Atkinson draws a bright line between bear hunting and other game like deer or turkey, saying he feels that hunters out for bear are often more interested in taxidermying one than eating it.
“It’s so different than the many hunters in our state who, especially at a time like now when groceries are getting more expensive, are trying to go out and hunt a deer or turkey and put food on the table,” he said. “It’s not so much about the intent as the necessity, and when there are plentiful other options for animals that aren’t as intelligent or as important ecologically, getting back to their regular sustainable populations, it’s quite a bit different.”
Travis Rasmussen is a hunter from Joplin who harvested one of only three bears taken on public land during the state’s first hunt in 2021. He says that, apart from some online comments, he hasn’t encountered much opposition to bear hunting.
Rasmussen attributes this to a widespread cultural acceptance of hunting in Missouri.
“For us around here, it's just normal,” he says.
How is bear hunting different from hunting other kinds of wild game?
Hunters say that bears are more difficult and hit-or-miss than common game like deer or turkey. Deer, which are more plentiful and often travel along established trails, can be hunted by laying in wait in a tree-stand.
Bears, on the other hand, have a lower population density and that means hunters typically have to search them out more actively.
“In Missouri, we can't use bait or attractants, so you pretty much have to rely on the land and knowing–having a good idea–where bears are, and being able to track, through scat and tracks and other signs like bears clawing into dead trees, looking for bugs or digging into the ground,” Rasmussen says.
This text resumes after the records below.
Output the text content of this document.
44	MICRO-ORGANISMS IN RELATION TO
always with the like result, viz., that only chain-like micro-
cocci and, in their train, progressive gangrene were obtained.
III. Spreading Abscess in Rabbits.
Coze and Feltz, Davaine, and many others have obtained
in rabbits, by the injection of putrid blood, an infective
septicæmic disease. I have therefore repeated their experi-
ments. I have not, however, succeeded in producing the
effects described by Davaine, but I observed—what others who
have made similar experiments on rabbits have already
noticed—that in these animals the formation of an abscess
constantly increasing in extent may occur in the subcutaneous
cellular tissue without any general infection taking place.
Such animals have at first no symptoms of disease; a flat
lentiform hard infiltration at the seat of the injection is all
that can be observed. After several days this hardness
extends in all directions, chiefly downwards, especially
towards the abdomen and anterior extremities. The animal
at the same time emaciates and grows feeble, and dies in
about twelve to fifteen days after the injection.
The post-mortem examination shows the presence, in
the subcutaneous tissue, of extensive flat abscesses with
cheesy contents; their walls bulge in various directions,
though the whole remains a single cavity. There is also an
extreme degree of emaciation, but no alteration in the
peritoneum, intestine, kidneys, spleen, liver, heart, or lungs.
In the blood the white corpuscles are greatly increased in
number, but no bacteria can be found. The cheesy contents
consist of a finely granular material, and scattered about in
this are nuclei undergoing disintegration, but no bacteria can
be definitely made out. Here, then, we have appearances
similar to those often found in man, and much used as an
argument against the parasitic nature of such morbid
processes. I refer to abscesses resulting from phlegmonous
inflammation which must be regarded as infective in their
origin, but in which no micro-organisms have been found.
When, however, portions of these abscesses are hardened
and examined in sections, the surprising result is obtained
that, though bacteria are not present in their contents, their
In 2021, Rasmussen walked seven miles into Mark Twain National Forest before he was able to take down a bear, which he says weighed over 500 pounds. Then he had to drag it back to his truck with the help of a group of friends.
Alex Abramovitz, another Missouri hunter, plans to go to Mark Twain National Forest for this year’s bear season along with a friend who drew a permit in the lottery.
“You gotta cover ground, find what they're feeding on, and once you find that they're fairly patternable, but it's a lot easier said than done,” Abramovitz said. “Deer hunting, you're gonna find signs all over the place, rubs, scrapes, tracks, you know, scat. To find one piece of bear sign is honestly a big deal.”
Abramovitz adds that the best way to eat bear meat is in roasts or burgers. Steaks aren’t quite as good of a meal, since bear meat has to be cooked thoroughly like pork — the parasite trichinella is even more common in bears than in pigs, its best known carrier. (You'll want to cook it to at least an internal temperature of 160 degrees.)
The Missouri Department of Conservation warns that trichinellosis caused by undercooked wild game can cause symptoms like diarrhea, cramps, nausea, vomiting and fever, and symptoms can potentially last for weeks or months.
“I'm excited to see the third hunting season go,” Abramovitz says. “I think it just shows how good conservation can not only provide the restoration of a species, but provide additional opportunities for people to enjoy the outdoors.”